The new war

The new war March 29, 2011

President Obama explained America’s military involvement in Libya in a speech last night:

Defending the first war launched on his watch, President Barack Obama declared Monday night that the United States intervened in Libya to prevent a slaughter of civilians that would have stained the world’s conscience and “been a betrayal of who we are.” Yet he ruled out targeting Moammar Gadhafi, warning that trying to oust him militarily would be a costly mistake. Obama announced that NATO would take command over the entire Libya operation on Wednesday, keeping his pledge to get the U.S. out of the lead — but offering no estimate on when the conflict might end.

He never described the U.S.-led military campaign as a “war” and gave no details on its costs, but he offered an expansive case for why he believed it was in the national interest of the United States and allies to act.

In blunt terms, Obama said the U.S.-led response had stopped Gadhafi’s advances and halted a slaughter he warned could have shaken the stability of an entire region.

“To brush aside America’s responsibility as a leader and — more profoundly — our responsibilities to our fellow human beings under such circumstances would have been a betrayal of who we are,” Obama said. “Some nations may be able to turn a blind eye to atrocities in other countries. The United States of America is different. And as president, I refused to wait for the images of slaughter and mass graves before taking action.”

From the Washington Post

Two of Victor Davis Hanson’s observations about our new war:

6) It’s Only Congress. Both Bushes went to the U.S. Congress before they bombed and invaded. Clinton and Obama did not. Is there a pattern here? The liberal War Powers Act is a good brake on conservative Strangloves, but a mere nuisance to humanitarian liberal McNamaras? We can argue over the need to get congressional approval before major military operations (I think we must), but I don’t think in my lifetime a U.S. president has ever asked for both a UN and Arab League OK — and not the sanction of the Congress of his own country (e.g., our reps were voted in, theirs were not). That paradox is also unsustainable. At some point the president will either 1) ignore the limitations of the UN and Arab League mandated no-fly-zones (while praising them to the skies); or 2) get so involved that when he finally goes to Congress, Libya is a fait accompli in the way Clinton finessed it during the Balkan bombing. (I am still waiting for Joe Biden to go to Congress to impeach his boss, as he once boasted twice that he would do if any president bombed a Middle East country without congressional approval. Or for that matter, I am still waiting for Senator Obama to demand that President Obama get approval from his peers before, not after, bombing.)

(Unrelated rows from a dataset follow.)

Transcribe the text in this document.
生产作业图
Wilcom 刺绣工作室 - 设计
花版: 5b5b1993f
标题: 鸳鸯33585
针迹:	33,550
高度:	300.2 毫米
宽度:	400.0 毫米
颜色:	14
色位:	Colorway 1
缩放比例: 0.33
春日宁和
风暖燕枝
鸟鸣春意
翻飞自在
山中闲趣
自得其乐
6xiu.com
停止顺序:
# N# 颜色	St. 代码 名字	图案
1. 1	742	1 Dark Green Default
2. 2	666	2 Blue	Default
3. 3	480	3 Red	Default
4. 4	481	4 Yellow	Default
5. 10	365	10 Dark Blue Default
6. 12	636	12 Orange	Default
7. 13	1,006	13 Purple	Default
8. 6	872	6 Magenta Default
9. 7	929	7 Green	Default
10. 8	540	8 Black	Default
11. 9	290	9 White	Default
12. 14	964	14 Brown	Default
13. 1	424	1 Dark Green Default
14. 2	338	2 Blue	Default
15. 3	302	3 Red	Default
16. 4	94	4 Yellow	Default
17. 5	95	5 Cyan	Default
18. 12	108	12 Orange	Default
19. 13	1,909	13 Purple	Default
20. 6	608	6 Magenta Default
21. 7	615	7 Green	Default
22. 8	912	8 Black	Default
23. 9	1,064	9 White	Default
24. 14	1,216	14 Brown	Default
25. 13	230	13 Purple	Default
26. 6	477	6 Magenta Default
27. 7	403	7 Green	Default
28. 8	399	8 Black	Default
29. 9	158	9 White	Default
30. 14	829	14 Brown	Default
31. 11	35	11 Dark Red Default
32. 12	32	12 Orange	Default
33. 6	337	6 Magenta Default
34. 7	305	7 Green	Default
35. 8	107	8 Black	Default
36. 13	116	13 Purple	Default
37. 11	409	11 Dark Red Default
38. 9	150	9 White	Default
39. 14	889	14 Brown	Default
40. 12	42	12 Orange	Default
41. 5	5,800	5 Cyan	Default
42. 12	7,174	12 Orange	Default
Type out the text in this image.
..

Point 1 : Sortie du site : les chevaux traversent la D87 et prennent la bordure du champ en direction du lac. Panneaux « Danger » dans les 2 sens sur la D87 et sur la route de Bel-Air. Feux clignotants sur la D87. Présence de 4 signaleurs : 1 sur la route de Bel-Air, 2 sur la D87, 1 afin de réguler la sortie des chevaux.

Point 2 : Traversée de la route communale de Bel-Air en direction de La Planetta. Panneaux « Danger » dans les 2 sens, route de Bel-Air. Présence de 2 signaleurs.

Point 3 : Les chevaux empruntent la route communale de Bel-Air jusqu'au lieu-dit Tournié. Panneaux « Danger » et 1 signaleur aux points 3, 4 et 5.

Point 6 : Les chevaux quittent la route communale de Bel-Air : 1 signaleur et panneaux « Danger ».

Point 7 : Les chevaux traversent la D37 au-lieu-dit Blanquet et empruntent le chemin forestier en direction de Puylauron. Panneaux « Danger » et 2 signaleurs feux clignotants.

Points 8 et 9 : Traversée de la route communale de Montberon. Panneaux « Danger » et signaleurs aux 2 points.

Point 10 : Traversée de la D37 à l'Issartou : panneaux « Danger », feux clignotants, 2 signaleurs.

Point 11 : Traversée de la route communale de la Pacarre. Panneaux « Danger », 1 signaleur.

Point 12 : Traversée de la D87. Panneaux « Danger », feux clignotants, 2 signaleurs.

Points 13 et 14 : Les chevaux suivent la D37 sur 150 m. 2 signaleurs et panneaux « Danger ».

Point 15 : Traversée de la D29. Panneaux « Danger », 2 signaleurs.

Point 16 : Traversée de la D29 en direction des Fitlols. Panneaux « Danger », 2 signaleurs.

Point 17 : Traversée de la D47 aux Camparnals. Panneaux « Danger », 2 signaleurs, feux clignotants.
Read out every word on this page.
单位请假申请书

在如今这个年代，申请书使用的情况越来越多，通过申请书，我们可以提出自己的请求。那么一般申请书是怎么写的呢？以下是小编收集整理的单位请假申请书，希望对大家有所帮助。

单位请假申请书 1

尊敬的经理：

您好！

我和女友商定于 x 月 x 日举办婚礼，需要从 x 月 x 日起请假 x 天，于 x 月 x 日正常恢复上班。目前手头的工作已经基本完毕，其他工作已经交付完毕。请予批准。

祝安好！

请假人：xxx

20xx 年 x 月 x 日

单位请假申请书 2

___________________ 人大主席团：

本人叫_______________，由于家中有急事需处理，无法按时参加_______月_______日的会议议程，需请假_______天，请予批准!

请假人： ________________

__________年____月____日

7) Oh, So that Was What Iraq Was About. Libya is now an exegesis of the Iraq War. By now we know that the Bush-Cheney “shredding” of the Constitution (e.g., tribunals, wiretaps, intercepts, renditions, preventative detention, Predator drones, and Guantanamo Bay) was simply a liberal talking point. Why do we know that? Because Obama has either embraced or expanded all of those anti-terrorism protocols, and even hired the very lawyers and deans to legitimize them who used to sue the government to stop them. But Libya was the capstone of the entire liberal reset. When the MSNBC talking heads now support bombing an oil-producing Muslim Arab country that does not threaten our national security — without congressional approval, and with fewer allies than went with us to Afghanistan and Iraq — then we realize the entire Iraq hysteria was simply partisan politics, not about principles. That’s why we won’t see Rendition II at the movies, a return of Cindy Sheehan to network news, or Michael Moore in the VIP seats at the 2012 Democratic convention.

via Works and Days » President Obama’s Ten Libyan Paradoxes.

Supporters of the wars in Iraq and Afghanistan, do you support the war in Libya also?  Opponents of the wars in Iraq and Afghanistan, are you supporting this one, since it is Obama’s war rather than Bush’s war?  Those of you who support the humanitarian mission of this conflict, do you think the President has been following the right process, acting at the behest of the UN rather than Congress and turning over command to other countries?

And, finally, how do you think this will turn out?  A quick engagement, overthrowing Gadaffi and then we leave, having set Libya free?  Or will this turn into another quagmire?